Hebrews 5: Suffer-Able

We all suffer.

In fact we are all presently suffering, and will continue to suffer in perpetuity.

Be it a soured relationship, financial burden, serious injury, or even the internet not working; to suffer is to experience life on Earth. Regardless of our status, wealth, or righteousness, suffering remains inescapable. But that doesn’t mean our lives are hopeless.

For suffering yields something. Untested our immune systems are fragile and susceptible, but with time and exposure we can develop robust and resilient responses that protect us. Similarly, the only way to develop muscle is to tear down the previous muscle so the body can build back a stronger replacement. Suffering similarly enables us to better navigate life by compelling us to draw closer to both God and Community in our despondency. For absent circumstances beyond our control and understanding, we will not search for wisdom beyond our control and understanding.

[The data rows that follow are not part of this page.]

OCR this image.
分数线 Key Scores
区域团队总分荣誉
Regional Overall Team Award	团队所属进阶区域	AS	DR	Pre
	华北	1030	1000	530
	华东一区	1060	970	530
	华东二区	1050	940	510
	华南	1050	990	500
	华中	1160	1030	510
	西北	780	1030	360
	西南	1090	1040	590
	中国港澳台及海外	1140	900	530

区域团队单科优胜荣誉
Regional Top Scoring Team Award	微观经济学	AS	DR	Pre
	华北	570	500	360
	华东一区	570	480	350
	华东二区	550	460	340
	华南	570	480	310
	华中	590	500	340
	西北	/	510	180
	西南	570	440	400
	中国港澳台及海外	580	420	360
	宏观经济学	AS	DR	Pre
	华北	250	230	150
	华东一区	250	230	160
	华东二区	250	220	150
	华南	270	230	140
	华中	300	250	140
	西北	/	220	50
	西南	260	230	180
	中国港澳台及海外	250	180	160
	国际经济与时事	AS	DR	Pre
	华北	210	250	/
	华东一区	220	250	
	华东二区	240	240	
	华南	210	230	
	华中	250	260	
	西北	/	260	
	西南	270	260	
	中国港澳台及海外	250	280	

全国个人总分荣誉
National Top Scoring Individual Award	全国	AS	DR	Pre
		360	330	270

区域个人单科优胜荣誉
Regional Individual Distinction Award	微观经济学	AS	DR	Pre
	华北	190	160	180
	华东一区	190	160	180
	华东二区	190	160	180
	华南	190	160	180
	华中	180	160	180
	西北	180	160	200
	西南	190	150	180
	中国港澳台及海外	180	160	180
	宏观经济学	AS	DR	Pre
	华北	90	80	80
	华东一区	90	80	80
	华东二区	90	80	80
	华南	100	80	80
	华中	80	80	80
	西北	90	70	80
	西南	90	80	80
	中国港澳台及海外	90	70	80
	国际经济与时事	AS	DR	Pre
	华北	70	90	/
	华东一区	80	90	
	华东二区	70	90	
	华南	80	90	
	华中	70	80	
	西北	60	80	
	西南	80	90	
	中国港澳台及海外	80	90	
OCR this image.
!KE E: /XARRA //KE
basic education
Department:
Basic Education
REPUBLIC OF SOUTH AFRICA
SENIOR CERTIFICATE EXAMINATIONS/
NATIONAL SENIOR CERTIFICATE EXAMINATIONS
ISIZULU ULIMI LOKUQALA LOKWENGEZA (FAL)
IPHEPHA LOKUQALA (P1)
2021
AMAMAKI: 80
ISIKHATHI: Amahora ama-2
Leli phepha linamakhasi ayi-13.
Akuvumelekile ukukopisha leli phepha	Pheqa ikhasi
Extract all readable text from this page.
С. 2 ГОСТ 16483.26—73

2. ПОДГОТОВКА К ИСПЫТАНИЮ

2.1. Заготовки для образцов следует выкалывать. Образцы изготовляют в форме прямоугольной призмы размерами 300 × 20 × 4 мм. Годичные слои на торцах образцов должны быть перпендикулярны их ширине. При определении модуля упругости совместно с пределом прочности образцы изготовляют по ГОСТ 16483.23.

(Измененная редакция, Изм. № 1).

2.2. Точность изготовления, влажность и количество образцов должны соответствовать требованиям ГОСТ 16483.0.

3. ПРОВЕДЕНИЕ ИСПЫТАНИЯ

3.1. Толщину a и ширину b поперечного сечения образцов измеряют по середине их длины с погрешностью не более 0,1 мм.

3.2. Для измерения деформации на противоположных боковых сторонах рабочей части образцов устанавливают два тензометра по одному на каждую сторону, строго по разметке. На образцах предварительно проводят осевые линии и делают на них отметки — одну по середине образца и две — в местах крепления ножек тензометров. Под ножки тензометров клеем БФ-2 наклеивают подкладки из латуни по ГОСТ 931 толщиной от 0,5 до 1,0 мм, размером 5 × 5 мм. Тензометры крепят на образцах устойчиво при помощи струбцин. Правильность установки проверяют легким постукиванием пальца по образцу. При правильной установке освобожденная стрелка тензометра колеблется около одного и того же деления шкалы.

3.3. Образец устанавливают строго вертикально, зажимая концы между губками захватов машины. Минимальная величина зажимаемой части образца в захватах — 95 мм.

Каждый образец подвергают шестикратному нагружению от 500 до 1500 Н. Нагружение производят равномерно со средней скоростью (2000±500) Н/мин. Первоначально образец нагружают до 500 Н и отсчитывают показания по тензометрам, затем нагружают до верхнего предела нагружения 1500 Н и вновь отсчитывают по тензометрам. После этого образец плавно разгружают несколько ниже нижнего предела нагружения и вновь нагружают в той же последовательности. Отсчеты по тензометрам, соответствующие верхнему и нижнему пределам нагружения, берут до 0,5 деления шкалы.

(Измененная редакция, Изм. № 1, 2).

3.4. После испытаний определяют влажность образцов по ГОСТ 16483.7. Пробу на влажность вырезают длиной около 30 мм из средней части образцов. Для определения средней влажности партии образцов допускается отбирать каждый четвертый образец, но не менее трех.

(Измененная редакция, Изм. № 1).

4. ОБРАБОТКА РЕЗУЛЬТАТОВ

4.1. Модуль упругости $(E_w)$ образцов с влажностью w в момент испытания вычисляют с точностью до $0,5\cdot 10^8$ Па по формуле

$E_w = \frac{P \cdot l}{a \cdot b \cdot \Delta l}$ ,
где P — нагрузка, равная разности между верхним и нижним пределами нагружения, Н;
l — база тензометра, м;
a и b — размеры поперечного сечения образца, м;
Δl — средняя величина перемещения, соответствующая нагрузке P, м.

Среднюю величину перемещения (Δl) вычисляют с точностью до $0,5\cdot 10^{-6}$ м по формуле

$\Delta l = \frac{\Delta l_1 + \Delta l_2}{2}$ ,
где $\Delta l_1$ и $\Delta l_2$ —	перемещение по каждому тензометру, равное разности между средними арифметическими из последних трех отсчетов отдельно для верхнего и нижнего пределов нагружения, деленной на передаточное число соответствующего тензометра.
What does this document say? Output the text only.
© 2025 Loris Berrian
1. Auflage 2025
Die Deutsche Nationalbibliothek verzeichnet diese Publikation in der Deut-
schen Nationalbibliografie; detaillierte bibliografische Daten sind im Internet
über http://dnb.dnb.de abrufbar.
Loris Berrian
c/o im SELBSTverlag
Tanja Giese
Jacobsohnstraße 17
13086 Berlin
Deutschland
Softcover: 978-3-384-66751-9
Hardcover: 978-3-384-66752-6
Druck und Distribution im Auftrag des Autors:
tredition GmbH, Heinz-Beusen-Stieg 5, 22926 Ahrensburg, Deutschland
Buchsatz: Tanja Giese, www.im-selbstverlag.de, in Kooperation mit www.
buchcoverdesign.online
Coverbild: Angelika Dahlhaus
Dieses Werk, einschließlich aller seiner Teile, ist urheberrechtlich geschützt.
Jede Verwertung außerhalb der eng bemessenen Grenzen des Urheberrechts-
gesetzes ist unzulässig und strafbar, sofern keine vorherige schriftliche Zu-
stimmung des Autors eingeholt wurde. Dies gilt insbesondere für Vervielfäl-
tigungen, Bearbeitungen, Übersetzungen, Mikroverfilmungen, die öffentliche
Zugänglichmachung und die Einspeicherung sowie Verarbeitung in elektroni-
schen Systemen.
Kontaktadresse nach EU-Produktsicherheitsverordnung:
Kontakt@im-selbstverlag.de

God had every option as to how insert Jesus into this World. The most creative being in history who designed everything from the duck-billed platypus to the solar system certainly possessed the intellectual horsepower to conjure up any manner of mechanisms for Jesus’ arrival on Earth. Yet he chose to give him a helpless and humble beginning and start as a baby. To eek out a meager existence as a child to a young tradesman and his new wife. For God deliberately selected Jesus’ vantage point knowing He would fully experience the struggle that is life from inception onward.

Like the rest of the life of Jesus, He lived this as a model for us to follow. For Jesus didn’t opt out of the suffering or retreat from the moment, but embraced it and drove forward knowing what was to come.

Though he was God’s son, he learned trusting obedience by what he suffered, just as we do.
— Hebrews 5:8

We then are charged to do the same. Not to shy away from adversity and suffering but to lean in and embrace it. For what comes from it is what makes real progress possible.

If we can avoid the temptation to turn inward when adversity strikes, and instead accept that we need God and others to help us navigate our current challenges, we too can make progress. Maybe it's time to stop trying to go it alone and to embrace the resources all around us.